Вильгельм медлил, осматривая картины в первой зале и прося истолковать их смысл.
— Пусть и этот долг, — сказал старейший, — останется за нами еще на год. Мы оставляем недоступным для посторонних все, что преподаем детям от празднества до празднества; а в праздник приходите послушать, что сочтут полезным публично сказать об этих предметах наши лучшие ораторы.
Вскоре послышался стук в калитку. Явился давешний надзиратель, он привел Вильгельмова коня, и наш друг откланялся Троим, которые на прощание так отрекомендовали его надзирателю:
— Отныне он причислен к самым доверенным, так что ты знаешь, как надобно отвечать ему, — ведь он наверняка попросит объяснить многое, что увидит у нас и услышит; мера и цель тебе известны.
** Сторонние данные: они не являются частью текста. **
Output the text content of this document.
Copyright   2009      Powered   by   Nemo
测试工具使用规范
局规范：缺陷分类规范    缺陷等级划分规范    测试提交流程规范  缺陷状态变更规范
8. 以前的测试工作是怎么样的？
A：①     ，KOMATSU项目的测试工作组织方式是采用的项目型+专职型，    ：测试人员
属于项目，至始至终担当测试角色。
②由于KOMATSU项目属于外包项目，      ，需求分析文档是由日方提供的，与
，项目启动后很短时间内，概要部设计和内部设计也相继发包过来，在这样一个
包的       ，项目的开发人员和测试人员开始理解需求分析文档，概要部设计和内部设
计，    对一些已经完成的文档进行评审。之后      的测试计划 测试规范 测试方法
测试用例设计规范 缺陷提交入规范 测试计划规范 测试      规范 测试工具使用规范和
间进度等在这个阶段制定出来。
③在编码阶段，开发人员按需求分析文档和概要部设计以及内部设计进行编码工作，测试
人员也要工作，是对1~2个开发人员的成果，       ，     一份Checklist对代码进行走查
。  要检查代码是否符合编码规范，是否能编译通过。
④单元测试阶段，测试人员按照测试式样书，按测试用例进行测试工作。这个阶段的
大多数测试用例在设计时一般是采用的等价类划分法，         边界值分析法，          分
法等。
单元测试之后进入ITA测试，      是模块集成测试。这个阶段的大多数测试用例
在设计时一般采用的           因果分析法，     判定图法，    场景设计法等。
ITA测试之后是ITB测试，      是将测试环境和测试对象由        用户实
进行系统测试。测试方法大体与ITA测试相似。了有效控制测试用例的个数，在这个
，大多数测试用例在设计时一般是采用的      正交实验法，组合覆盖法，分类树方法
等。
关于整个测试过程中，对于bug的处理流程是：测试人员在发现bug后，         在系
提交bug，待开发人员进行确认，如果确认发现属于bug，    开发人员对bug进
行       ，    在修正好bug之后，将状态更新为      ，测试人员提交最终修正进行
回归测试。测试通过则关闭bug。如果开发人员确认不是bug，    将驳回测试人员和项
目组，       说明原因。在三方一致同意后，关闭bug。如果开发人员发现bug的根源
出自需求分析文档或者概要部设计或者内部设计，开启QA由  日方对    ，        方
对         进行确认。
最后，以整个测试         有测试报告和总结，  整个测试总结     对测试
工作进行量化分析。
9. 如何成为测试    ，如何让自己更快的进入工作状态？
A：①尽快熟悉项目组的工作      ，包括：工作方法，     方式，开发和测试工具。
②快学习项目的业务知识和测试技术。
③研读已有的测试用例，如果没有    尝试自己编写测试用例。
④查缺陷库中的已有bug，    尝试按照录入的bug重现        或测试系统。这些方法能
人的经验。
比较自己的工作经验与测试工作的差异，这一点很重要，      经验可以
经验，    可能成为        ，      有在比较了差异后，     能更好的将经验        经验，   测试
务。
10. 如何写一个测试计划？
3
Вильгельма и в самом деле занимали некоторые вопросы, и он тотчас же их задал. Где бы они ни проезжали, дети становились в те же позы, что и вчера, однако сегодня он замечал, что кое-где, хотя и редко, попадались и мальчики, которые не приветствовали надзирателя, но, оставив его проезд без внимания, не поднимали головы от работы. Вильгельм спросил, в чем тут причина и что означает такое исключение. Надзиратель сказал в ответ:
— Значение его чрезвычайно: это самое тяжкое наказание, какое мы налагаем на воспитанников; их объявляют недостойными выказывать почтение и принуждают быть на вид грубыми и невоспитанными. Но они всеми силами стараются вызволить себя и побыстрее вернуться к своим обязанностям, а кто из них заупрямится и не примет к этому никаких мер, тот отсылается к родителям с коротким, но ясным уведомлением. Кто не хочет приноравливаться к законам провинции, должен ее покинуть.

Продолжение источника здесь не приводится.